McCann’s study is an easy read, being just over 160 pages of text, the rest being notes and index. For some reason McCann chose not to utilize the extensive work of Ted G. Davy charting the history of Theosophy in Canada. Mr. Davy’s efforts have been published in book form as Theosophy in Canada: ‘The Split’ and other Studies in Early Canadian Theosophical History and Some Early Canadian Theosophists (2011) and covers almost 400 pages.

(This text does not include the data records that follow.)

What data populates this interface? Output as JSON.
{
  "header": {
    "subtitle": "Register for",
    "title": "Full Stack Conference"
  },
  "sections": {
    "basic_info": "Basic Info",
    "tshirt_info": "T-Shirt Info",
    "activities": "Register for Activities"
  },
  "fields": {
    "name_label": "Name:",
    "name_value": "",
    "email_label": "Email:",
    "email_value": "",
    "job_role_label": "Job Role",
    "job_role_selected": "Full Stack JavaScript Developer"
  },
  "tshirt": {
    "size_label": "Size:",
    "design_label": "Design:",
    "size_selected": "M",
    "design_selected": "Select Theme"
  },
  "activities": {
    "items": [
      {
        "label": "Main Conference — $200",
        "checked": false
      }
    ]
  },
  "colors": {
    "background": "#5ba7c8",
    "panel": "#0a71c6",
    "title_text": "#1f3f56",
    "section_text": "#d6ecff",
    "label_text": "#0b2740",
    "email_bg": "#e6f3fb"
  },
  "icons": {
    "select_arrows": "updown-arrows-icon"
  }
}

What Davy, McCann and her reviewers are all in agreement on is the influence of Blavatsky’s ideas on Canadian society during the first half of the twentieth century, special recognition being given to figure of Albert E.S. Smythe, who guided the movement in Canada during this time, and who helped foster the Back to the Blavatsky movement in the 1920s.

The cancelled envelope to A.E.S. Smythe mailed in 1926 from the Theosophical Society in Australia comes from Australian Postal History & Social Philately.